According to the NSLDC website, “The National Student Leadership Diversity Convention is the largest national gathering of student leaders and campus-based advisors to address the most critical topics of diversity and social justice challenging our campuses
today. Through experiential workshops, keynote sessions, and roundtable discussions, teams of students will explore various elements of diversity and how they affect themselves and their campuses.”
Topics covered in the convention included:
Senior marketing major Hannah Colen appreciated the opportunity to
attend the conference. “This session was valuable in helping me realize that, although I was overly-conscious of my race and gender at IUP, a part of my identity that I was least aware of on a daily basis was my socio-economic class and religion,”
she said. “This session made me aware of my privileges, and made me consider how I could be more inclusive when being a student leader, whether that be for events or discussions.
“Everything I gathered from the convention was incredibly valuable, and I am thankful to have connected with many inspirational and like-minded individuals. Although we connect with sameness, we can grow with our differences,” said Colen.
Sophomore human resource management major Jake Shoenfelt indicated
that the conference provided many perspectives on things he never thought about. “I attended the Dismantling our Unhealthy Relationship with ‘I’m Sorry’ webinar hosted by Ayannah Johnson. Our culture has diluted this term into sometimes being a heartless
apology,” he said. “You do not have to feel guilted into saying ‘sorry’ for things that you didn’t do! It has become a very common thing to say when someone else messes up and you want to make them feel more comfortable. There are better ways to relate
with people. Flipping the conversation—when you mess up, own it! Explain why you are sorry and what you are going to do to fix it.
“I also attended the Black Lives Matter webinar hosted by Ayannah Johnson. The discussion was really good. I grew up in a small town, so I have not had a lot of exposure to Black people. I found the webinar to be very beneficial,” Shoenfelt said. “Ayannah
broke the group up into smaller groups consisting of about 10 people per group, and we talked about our life experiences and views on BLM. It was cool to hear so many different sides to the situation. This webinar has strengthened my desire to learn
more about the BLM movement.”
Senior human resource and psychology major Randall Brininger indicated that his experience at the National Student Leadership Diversity Convention was inspiring and educational. “The first session I attended was by keynote speaker Rasheed Ali Cromwell, who is an attorney, Greek Life expert, and CEO of the Harbor
Institute,” he said. “We discussed diversity, equity, and inclusion concepts, and how they relate to holding productive dialogues about controversial/sensitive topics. One of my favorite concepts that I learned about is the concept of ‘color blindness.’

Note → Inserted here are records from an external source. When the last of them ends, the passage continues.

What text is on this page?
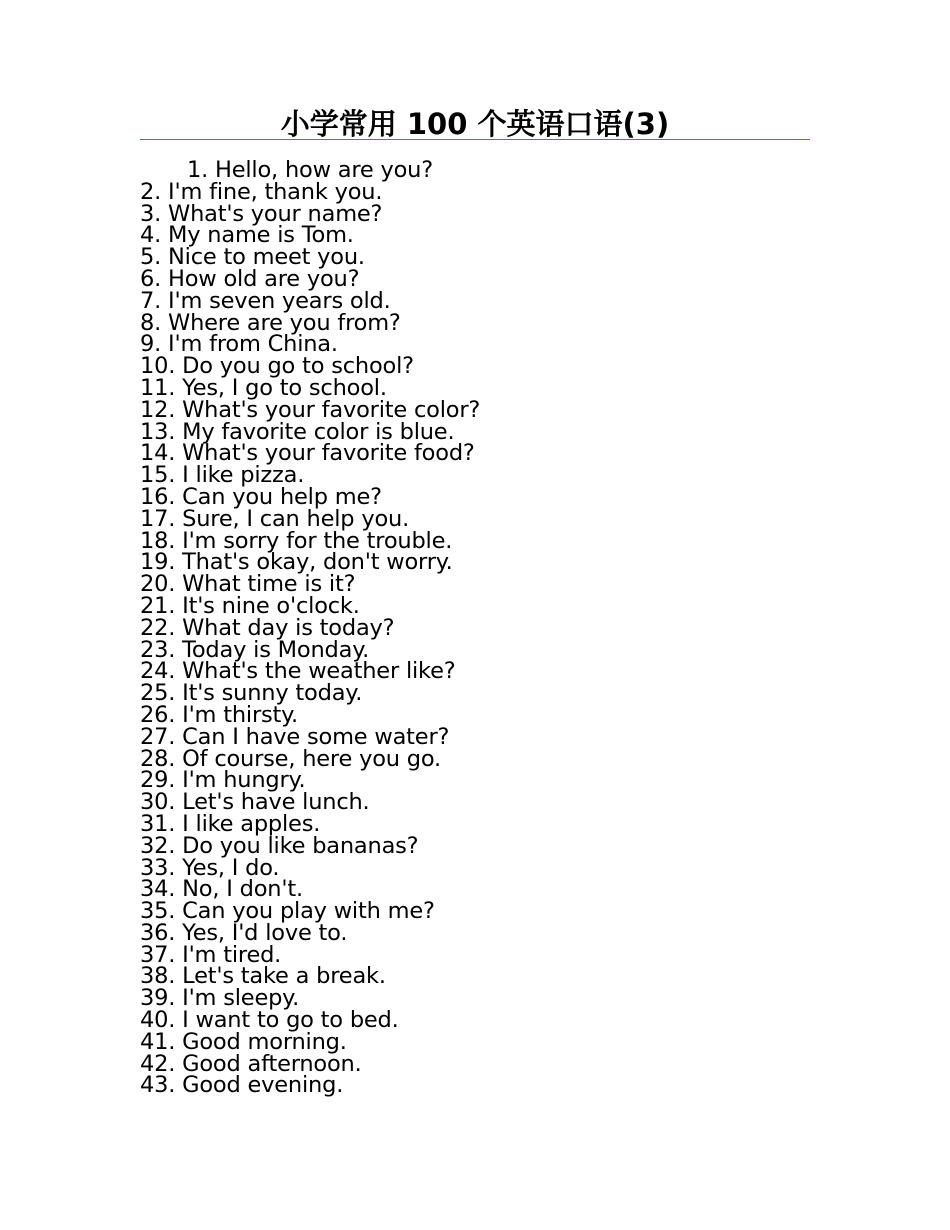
小学常用 100 个英语口语(3)
1. Hello, how are you?
2. I'm fine, thank you.
3. What's your name?
4. My name is Tom.
5. Nice to meet you.
6. How old are you?
7. I'm seven years old.
8. Where are you from?
9. I'm from China.
10. Do you go to school?
11. Yes, I go to school.
12. What's your favorite color?
13. My favorite color is blue.
14. What's your favorite food?
15. I like pizza.
16. Can you help me?
17. Sure, I can help you.
18. I'm sorry for the trouble.
19. That's okay, don't worry.
20. What time is it?
21. It's nine o'clock.
22. What day is today?
23. Today is Monday.
24. What's the weather like?
25. It's sunny today.
26. I'm thirsty.
27. Can I have some water?
28. Of course, here you go.
29. I'm hungry.
30. Let's have lunch.
31. I like apples.
32. Do you like bananas?
33. Yes, I do.
34. No, I don't.
35. Can you play with me?
36. Yes, I'd love to.
37. I'm tired.
38. Let's take a break.
39. I'm sleepy.
40. I want to go to bed.
41. Good morning.
42. Good afternoon.
43. Good evening.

This is a concept about those persons who say ‘I don’t see color.’ The danger of this phrase is that not seeing a person’s color is like stripping their identities. It ignores the identity of the person and the struggles they may face.
“Some other great key points Rasheed made were that we have to host an environment that supports and nurtures a diverse faculty, staff, and students,” Brininger said. “He made the point that it may be great to have diversity in numbers, but what are we
actually offering for minority groups? I really enjoyed this session because it reminded me that productive and educational conversations can happen, and we can make change. We have to act and go to the source of the issue.”
Senior marketing major Caitlin Reitz appreciated the opportunity
to attend the conference. Regarding her participation in the Leading and Succeeding with Strengths workshop, she said, “I learned that my strengths are spirituality, creativity, fairness, curiosity, and appreciation of beauty. After careful consideration
of Dr. Gooden’s questions, I found that spirituality has a large impact on my leading style, because it influences me to see power and potential in every single person, which translates into my other leading style of fairness.
“Because I use this aspect of my spirituality to lead, it allows me to see every single person as an equal with the same high potential. I then use this line of thinking to focus on the individual strengths of those I’m leading and empower them whenever
possible,” Reitz said. “Curiosity is also an important feature of my leadership style, because I use it to bring the right questions to the attention of my team, which leads to creative ideas and solutions.”
According to Cyndy Strittmatter, associate dean of the Eberly College, long-term Management Department faculty member Charles B. Stevenson and his wife, Sally G. Stevenson, gifted the Eberly College with funds to support leadership activities for students.
“We are grateful that we have earnings from this endowment each year to support leadership activities and that Colonel Stevenson and his wife recognized the value of promoting ethical and value-based leadership in business, government, and nonprofit
organizations through education and outreach activities. We are pleased to be able provide our future business leaders with this opportunity to explore critical topics of diversity and social justice.”